The consultation on ways whereby both the Government and employers can reduce ill health-related job losses. The Government proposals are also intended to provide early access to occupational and financial advice to employers to avoid their employees with long term health conditions falling out of work as well as supporting employers in getting their employees back into work following ill health.
One of the proposed changes involves looking at ways of reforming the current SSP rules, one being a reduction in the qualifying threshold, currently, £118 per week which will allow payment of SSP to employees whose earnings are below this. The second being a rebate to employers who support employees in returning to work following ill health. Ultimately, this proposed reformation of the current SSP rules will make for better control and will allow up to 2 million low paid workers currently not entitled, access to SSP.
The current rules
Currently, the weekly rate for Statutory Sick Pay (SSP) is £94.25 for up to 28 weeks. It is paid for the days an employee normally works – called ‘qualifying days’ – SSP Regs 1982 (reg 5)
- in the same way as wages, for example on the normal payday, deducting tax and National insurance SSP Regs 1982 (reg 9)
SSP is paid when the employee is sick for at least 4 days in a row. The first 3 qualifying days are called ‘waiting days’. You start paying SSP from the fourth ‘qualifying day’ (day an employee is normally required to work)
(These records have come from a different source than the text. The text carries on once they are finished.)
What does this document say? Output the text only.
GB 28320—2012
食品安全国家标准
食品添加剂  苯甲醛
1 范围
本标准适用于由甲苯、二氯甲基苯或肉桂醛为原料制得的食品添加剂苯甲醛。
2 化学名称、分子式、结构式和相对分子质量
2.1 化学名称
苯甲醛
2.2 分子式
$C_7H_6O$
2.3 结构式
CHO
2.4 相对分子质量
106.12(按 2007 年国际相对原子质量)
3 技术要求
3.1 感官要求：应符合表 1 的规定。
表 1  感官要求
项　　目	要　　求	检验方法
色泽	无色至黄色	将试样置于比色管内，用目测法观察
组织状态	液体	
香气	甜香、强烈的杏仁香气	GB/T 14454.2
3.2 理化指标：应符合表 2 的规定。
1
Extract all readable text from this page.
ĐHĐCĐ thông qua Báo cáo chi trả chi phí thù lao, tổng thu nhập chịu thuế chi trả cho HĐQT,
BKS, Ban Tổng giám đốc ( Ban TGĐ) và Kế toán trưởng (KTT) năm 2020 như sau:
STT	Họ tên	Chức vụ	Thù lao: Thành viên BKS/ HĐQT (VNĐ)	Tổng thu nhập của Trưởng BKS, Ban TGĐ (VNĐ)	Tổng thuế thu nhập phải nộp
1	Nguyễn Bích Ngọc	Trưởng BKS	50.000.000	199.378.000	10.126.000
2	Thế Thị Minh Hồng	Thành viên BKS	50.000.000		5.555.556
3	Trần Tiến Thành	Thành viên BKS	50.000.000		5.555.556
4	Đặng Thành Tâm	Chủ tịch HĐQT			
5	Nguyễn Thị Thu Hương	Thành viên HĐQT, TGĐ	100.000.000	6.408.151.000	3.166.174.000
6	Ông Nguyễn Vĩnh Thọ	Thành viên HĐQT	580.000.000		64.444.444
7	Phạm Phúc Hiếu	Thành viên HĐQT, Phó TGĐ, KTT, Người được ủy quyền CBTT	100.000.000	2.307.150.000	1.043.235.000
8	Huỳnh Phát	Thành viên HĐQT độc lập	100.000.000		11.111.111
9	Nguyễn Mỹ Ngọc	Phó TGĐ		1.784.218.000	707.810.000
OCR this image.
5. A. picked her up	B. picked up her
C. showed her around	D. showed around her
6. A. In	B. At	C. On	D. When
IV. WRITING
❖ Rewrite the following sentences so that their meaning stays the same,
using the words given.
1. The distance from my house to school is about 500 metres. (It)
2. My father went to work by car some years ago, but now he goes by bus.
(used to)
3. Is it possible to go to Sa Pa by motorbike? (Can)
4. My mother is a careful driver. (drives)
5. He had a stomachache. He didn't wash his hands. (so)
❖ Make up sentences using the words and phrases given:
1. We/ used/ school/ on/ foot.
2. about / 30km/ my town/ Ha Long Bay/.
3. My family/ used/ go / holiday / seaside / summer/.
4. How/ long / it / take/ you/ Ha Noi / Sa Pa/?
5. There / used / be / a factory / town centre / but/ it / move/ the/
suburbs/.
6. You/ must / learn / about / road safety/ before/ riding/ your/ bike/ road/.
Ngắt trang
According to HMRC Statutory Sick Pay (SSP) employer guide, to qualify for Statutory Sick Pay (SSP) employees must:
- have an employment contract
- have done some work under their contract
- have been sick for 4 or more days in a row (including non-working days) – known as a ‘period of incapacity for work’
- earn an average of at least £118 per week
- give you the correct notice
- give you proof of their illness, only after 7 days off
The government has said that each year, more than 100,000 people leave their job after a sickness absence lasting at least four weeks One area of the consultation will allow the Government to explore allowing phased returns to work, during which people would continue to receive statutory sick pay. Currently, SSP is not payable on any day an employee performs any work – SSP Regs 1982 (reg 2). The HMRC’s Statutory Sick Pay (SSP) employer’s guide states:
“You cannot count a day as a sick day if an employee has worked for a minute or more before they go homesick”.
Along with the non-payment of SSP on any day worked there is a further requirement to be sick for at least 4 consecutive days including non-working days before SSP can be paid:
“To qualify for Statutory Sick Pay (SSP) employees must have been sick for 4 or more days in a row (including non-working days)”
This often causes added pressure to both employer and employee where there may be a requirement to work on certain set days in the build-up to returning to work full time. Croner Taxwise receives many queries from clients confused as what to pay an employee in respect of SSP on a phased return. The current SSP rules can be accused of restricting and distracting both parties from dealing with the matter in hand, which is to create a satisfying and stress- free gradual return to work without the added financial worry of whether entitlement to SSP is still valid.
Another area of the consultation is the possibility of offering a rebate to small businesses who help employees return to work. This perhaps suggests a reversal on the abolition of the Percentage Threshold Scheme (PTS), which allowed employers to reclaim SSP in some circumstances.
In the explanatory memorandum to the Statutory Sick Pay (Maintenance of Records) (Revocation) Regulations 2014, the reason given for the abolition of the Percentage Threshold Scheme was:
“Government agreed that the PTS should be abolished because it provides a disincentive to employers by providing compensation for sickness absence rather than supporting them to actively manage sickness absence in the workplace.”
Could it be that the Government may be acknowledging at long last that small businesses struggle with the ongoing costs involved in managing and paying their workforce?
The outcome of this consultation could be seen as a major change in the rules surrounding entitlement and processing of SSP. We remain optimistic about its outcome and how this will impact businesses and payroll departments alike. We will advise clients as to any changes to the SSP regulations following the closure of the consultation on 7th October 2019.